Grief Can Be Deep When Pets Die; How To Cope
Getting a cat was my wife's idea, back in July 2000, when she was my girlfriend. I'd never had a pet before and wasn't comfortable around animals, but Jill loves them. And I love her.
We found ourselves at the shelter, looking through pens at the animals hoping to find a home. One cage had a mother cat surrounded by a brood of kittens, all of them tabbies, like her — except for one. This was a little gray guy, Siamese-looking. He climbed up the side of the cage, desperate for our attention.
Soon he was scratching up my arm and sprawling across my shoulders as Jill filled out the paperwork. In the car, we wrapped him in a jacket, and Jill pointed out his wide blue eyes. Let's call him Sinatra, she said.
The Humane Society of the United States estimates that 6 million to 8 million animals enter shelters each year, and only half are later adopted into homes.
The ones that are adopted have a much different role in American families than they did in earlier times.

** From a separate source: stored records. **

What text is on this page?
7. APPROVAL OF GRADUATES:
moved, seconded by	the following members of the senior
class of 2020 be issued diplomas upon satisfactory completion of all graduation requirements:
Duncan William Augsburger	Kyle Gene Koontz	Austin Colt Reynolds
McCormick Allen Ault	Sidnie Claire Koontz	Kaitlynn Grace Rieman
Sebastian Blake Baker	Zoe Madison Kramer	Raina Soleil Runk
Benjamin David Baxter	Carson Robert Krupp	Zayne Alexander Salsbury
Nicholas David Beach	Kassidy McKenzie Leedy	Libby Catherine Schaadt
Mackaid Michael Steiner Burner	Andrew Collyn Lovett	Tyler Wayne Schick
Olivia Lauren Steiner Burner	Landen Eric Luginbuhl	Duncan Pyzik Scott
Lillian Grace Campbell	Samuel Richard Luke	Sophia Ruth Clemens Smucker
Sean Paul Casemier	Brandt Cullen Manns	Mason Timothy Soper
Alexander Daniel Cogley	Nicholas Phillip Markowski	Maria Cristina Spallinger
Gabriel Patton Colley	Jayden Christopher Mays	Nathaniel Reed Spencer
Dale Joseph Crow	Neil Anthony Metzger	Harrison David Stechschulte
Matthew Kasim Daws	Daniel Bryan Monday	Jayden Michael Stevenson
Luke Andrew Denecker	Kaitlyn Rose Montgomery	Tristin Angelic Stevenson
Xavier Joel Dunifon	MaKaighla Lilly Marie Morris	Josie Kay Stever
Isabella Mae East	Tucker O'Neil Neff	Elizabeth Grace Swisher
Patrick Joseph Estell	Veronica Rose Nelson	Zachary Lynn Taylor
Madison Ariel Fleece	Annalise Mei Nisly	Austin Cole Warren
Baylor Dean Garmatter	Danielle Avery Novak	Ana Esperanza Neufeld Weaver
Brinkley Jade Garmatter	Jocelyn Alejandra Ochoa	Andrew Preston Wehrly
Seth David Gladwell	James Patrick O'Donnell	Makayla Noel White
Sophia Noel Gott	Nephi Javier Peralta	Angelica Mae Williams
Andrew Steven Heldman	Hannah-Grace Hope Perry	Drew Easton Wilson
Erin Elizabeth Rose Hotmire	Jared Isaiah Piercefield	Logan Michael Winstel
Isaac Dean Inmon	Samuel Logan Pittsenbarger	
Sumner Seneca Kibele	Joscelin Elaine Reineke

"Pets these days, much more than 30 or 40 years ago, are so integrated into every aspect of our lives. They're always with us," says Adam Goldfarb, director of the group's pets-at-risk program. "Since they're mostly companions these days, we view them as friends and family members. Pets don't have a job other than to be there with us."
That also means the grief over a lost pet is deeper than before, he says. "There's a void, a vacuum. You're still doing the same stuff, but somehow it's a bit empty."